Essen./Hattingen. Im Essener Knast hatte Sead S. einen Mithäftling verletzt. Jetzt muss er weitere viereinhalb Jahre ins Gefängnis.

Lautstark und fast ohne Pause beschwerte Sead S. sich nach dem Urteil über die viereinhalb Jahre Haft. Aber nachdem er am am 4. Februar 2020 bereits drei Jahre und neun Monate Gefängnis wegen einer Gewalttat in Hattingen bekommen hatte, ahndete das Essener Landgericht jetzt seine Attacken während der Haft in der JVA Essen mit weiteren Jahren Knast.

Einen Mithäftling hatte der 42-Jährige am 22. Mai 2020, also nur wenige Monate nach dem Urteil, grundlos im Gefängnis zusammengeschlagen. Zwei Zähne verlor der Mann. Richter Andreas Labentz, Vorsitzender der XVII. Strafkammer, sprach am Dienstag im Urteil von einer "brutalen Heftigkeit". Er versuchte, dem Angeklagten das Widersinnige dieser Attacke aufzuzeigen: "Diese Tat beging er, als er wegen Körperverletzung einsaß."

Beamte attackiert, Richter beleidigt

Für das Urteil kamen mehrere Delikte zusammen. Bedienstete der JVA hatte Sead S. ebenfalls attackiert und verletzt. Außerdem den Richter, dessen Kammer ihn 2020 verurteilt hatte, in einem im Knast geschriebenen Brief übel beleidigt. Labentz: "Dieser Richter ist nur seiner Funktion nachgekommen." Strafmildernd berücksichtigte die XVII. Strafkammer jetzt, dass Sead S. sich wenige Monate nach diesem Brief in einem weiteren Schreiben bei dem Richter entschuldigt hatte.

Das hatte er auch schon 2020, als er drei Jahre und neun Monate Haft kassiert hatte, weil er seinem Vater ein Messer in den Bauch stach. Damals bedrohte er Richter Björn Schilling direkt nach der Urteilsverkündung mit dem Tode, nahm das aber mit der Bitte um Verzeihung noch im Saal zurück.

Angeklagter voll schuldfähig

Damals wie heute hatten Justizwachtmeister Sead S. mit Handschellen gefesselt in den Saal gebracht. Sein Gewaltpotenzial ist bekannt. Laut psychiatrischem Gutachten der Sachverständigen Maren Losch ist der 42-Jährige aber voll schuldfähig. Er weise zwar dissoziale und paranoide Züge auf, habe sich außerhalb seiner Attacken eigentlich gut im Griff, sagte sie sinngemäß.

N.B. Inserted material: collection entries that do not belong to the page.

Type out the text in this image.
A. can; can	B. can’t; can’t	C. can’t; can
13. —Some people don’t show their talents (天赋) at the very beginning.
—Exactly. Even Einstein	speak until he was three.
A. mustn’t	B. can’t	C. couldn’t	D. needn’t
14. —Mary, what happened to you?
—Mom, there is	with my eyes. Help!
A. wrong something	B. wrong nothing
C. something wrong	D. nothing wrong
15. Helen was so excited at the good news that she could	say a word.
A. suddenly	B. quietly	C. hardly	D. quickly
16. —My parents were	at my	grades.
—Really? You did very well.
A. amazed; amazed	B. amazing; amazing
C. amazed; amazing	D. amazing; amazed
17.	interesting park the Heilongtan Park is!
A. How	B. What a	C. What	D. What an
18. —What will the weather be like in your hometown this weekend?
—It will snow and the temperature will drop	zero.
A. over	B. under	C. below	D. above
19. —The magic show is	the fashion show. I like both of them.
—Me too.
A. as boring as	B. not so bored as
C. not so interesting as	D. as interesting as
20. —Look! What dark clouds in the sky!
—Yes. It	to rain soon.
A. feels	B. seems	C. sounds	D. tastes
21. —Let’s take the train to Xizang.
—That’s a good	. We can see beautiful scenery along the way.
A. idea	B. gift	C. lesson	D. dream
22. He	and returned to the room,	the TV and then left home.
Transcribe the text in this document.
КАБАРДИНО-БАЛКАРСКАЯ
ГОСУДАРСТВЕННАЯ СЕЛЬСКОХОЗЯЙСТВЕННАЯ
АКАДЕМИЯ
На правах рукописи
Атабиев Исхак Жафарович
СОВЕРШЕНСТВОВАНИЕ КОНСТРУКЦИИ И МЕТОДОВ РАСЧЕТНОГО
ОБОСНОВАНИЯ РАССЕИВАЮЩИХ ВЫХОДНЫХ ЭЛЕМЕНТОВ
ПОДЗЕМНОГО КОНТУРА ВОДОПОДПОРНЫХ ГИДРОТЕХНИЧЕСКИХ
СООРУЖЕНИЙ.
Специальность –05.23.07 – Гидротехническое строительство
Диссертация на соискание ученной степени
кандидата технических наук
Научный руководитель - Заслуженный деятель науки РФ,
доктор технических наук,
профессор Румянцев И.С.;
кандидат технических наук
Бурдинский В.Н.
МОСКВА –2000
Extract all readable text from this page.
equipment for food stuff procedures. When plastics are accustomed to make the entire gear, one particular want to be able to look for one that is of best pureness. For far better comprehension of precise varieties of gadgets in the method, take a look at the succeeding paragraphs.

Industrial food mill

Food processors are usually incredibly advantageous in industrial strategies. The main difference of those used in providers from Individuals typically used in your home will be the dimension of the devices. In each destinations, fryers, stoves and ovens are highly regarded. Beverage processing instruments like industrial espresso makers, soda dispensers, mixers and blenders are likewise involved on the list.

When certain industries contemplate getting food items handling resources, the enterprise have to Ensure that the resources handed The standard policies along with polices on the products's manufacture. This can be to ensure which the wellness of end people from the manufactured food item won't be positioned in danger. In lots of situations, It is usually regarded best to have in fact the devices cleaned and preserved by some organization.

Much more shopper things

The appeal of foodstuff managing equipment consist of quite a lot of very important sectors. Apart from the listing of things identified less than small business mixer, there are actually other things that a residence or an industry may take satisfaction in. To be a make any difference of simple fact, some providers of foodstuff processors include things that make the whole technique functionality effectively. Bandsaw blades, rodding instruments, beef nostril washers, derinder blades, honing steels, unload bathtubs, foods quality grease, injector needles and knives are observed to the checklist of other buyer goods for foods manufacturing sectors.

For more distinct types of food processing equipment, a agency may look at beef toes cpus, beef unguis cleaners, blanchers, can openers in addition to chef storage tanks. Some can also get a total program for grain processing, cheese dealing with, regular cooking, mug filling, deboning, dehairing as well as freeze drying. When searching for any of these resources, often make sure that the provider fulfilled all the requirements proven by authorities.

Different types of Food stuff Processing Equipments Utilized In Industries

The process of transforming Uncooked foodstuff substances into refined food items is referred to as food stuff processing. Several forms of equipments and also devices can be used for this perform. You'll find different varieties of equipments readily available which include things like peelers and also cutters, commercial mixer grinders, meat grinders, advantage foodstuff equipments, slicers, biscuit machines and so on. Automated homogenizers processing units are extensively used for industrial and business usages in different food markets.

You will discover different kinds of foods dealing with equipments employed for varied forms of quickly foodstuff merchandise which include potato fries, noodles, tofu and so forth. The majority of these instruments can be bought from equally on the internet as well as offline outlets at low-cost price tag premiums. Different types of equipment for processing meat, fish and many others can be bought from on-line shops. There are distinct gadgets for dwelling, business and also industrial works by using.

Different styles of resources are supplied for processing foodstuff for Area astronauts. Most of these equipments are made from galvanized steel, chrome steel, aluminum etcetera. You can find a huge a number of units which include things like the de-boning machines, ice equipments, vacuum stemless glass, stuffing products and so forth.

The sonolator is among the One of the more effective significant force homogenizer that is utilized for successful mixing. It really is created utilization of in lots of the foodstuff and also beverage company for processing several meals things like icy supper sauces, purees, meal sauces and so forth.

Staatsanwalt Volker Widhammer hatte neben einer mehrjährigen Haftstrafe die Sicherungsverwahrung gefordert. Damit hätte Sead S. auch nach verbüßter Haft im Gefängnis festgehalten werden können. Verteidiger Bernd Kachur lehnte diese Maßnahme als unnötig und unverhältnismäßig ab. Dem folgte die Kammer letztlich und wies die Forderung des Staatsanwaltes zurück.

Sead S. war nach dem Urteil kaum zu stoppen. Er warf Richter Labentz eine feindliche Einstellung gegen seine Person vor. Als Labentz den Wortschwall stoppte, stand Sead S. auf, streckte den Wachtmeistern seine Hände entgegen und ließ sich die Handschellen anlegen. Probleme machte er nicht.